Verjährung beachten!
Bei der Titulierung einer offenen/unbezahlten Forderung sollte dringend auch die Frage der Verjährung der Forderung geklärt werden. Die Verjährungsfrist beträgt in Regel u.a. bei Warenlieferungen und Dienstleistungen 3 Jahre und beginnt am Jahresende des Jahres der Rechnungsstellung. Ist eine Forderung verjährt, kann der Kunde/Schuldner den Ausgleich der Rechnung gesetzeskonform mit dem Hinweis auf die Verjährungsfrist ablehnen.

Zielführendes Vorgehen
Die Recherchen zu den oben gestellten Fragen und die Abstimmung mit dem Auftraggeber welcher Weg möglich, zielführend und kaufmännisch sinnvoll ist, dauern in der Regel nur wenige Tage. Das gerichtliche Mahnverfahren ist ein schnelles und kostengünstiges Verfahren zur Titulierung von offenen Forderungen, das mit der Erteilung eines Vollstreckungsbescheides endet, sofern der Schuldner keinen Einspruch gegen die Forderung vor dem Mahngericht erhebt.

Die vielen Möglichkeiten der Realisierung in der Praxis
Mit dem Vollstreckungsbescheid können nun verschiedene Wege der Vollstreckung eingeschlagen werden und z.B. Zahlungsansprüche des Kunden/Schuldners gegenüber Dritten gepfändet werden. Im Rahmen der Bonitätsauskünfte sind oftmals Informationen zu Arbeitgebern, Bankkonten, Rentenversicherungen aber auch ggf. Grundvermögen zu ermitteln. An dieser Stelle sollte sorgfältig die sinnvollste Vollstreckungsmaßnahme geplant werden. Ist zum Beispiel der offenen Rechnungsbetrag höher als das pfändbare Einkommen, und es müssen zur Tilgung des offenen Betrages mehrere Monatsgehälter gepfändet werden, kann es sein, dass der Arbeitgeber seinem Mitarbeiter kündigt. Die Reaktion ist vielleicht nachvollziehbar, hilft aber bei der Realisierung der offenen Beträge nicht weiter. Hier bekommen wir dann mit Glück ein oder zwei Teilbeträge bis zum letzten Gehalt.

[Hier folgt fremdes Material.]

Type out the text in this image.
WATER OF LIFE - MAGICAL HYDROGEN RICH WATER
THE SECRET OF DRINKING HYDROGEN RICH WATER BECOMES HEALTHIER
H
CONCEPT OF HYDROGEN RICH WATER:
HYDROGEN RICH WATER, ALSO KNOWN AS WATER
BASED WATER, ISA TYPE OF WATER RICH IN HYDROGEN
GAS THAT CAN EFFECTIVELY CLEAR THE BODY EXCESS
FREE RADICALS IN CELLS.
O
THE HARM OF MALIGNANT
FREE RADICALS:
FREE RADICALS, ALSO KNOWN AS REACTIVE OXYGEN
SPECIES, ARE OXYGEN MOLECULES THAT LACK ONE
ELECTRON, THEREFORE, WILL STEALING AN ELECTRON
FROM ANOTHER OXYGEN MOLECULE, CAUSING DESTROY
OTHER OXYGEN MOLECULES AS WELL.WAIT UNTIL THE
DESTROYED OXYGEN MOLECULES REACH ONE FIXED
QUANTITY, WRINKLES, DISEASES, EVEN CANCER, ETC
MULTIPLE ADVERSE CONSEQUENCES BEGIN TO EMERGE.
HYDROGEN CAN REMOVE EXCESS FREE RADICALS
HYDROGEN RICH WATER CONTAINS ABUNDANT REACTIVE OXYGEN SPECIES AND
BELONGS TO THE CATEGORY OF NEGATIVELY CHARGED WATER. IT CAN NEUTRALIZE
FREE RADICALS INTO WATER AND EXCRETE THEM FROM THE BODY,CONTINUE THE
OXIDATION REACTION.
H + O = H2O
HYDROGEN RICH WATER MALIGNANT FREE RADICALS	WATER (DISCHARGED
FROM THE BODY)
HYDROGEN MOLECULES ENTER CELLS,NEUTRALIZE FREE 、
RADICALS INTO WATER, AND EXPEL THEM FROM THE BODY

Und dann ist diese Vollstreckungsmöglichkeit schon wieder versiegt. Daher kann es z.B. sinnvoller sein, das Girokonto zu pfänden auf dem das Gehalt eingeht, um den Arbeitsplatz des Kunden/Schuldners nicht zu gefährden.
Neben dem Arbeitslohn können auch weitere Ansprüche des Arbeitsnehmers gepfändet werden. Ist dieser zum Beispiel Geschäftsführer eines Unternehmens, können auch Provisionen und Tantiemen gepfändet werden ebenso wie Gesellschaftsanteile, sofern der Kunde/Schuldner=Geschäftsführer Anteile an der Gesellschaft erhalten oder gekauft hat.
Weiterhin besteht die Möglichkeit Sparguthaben, Kapitalversicherungen, Rentenversicherungsansprüche zu pfänden oder gar Sicherungshypotheken auf Grundstücke und Gebäude eintragen zu lassen.

Individuelle Lösungen statt Schema F
Es gibt viele verschiedene Möglichkeiten eine offene Rechnung zu realisieren. Hierbei ist wichtig, dass eine sinnvolle und zielführende Strategie entworfen wird, um den besten Weg zu finden. Das ist oftmals Detektivarbeit, die sich am Ende regelmäßig für den Auftraggeber auszahlt. Sein Kunde/Schuldner erhält stets die Möglichkeit, die offenen Beträge zu bezahlen und bekommt die möglichen Konsequenzen dargelegt, die eine Nichtzahlung mit sich bringen kann. In einigen Fällen ist eine Titulierung der Forderung nicht sinnvoll oder nicht mehr möglich (Insolvenzverfahren). Trotzdem ist es möglich und gelingt in vielen Fällen, hier z.B. mit kleinen Ratenzahlungen zum Ziel zu kommen und so eine Lösung für alle Beteiligten zu finden. Jeder Inkassofall ist anders und es gibt keine Standartlösung. Das bedeutet auch, dass eine Realisierung der offenen Rechnung selten in 3 Wochen möglich ist. Aber mit Erfahrung, respektvollem Umgang, guter Recherche und etwas Zeit sind viele offene Rechnungen realisierbar.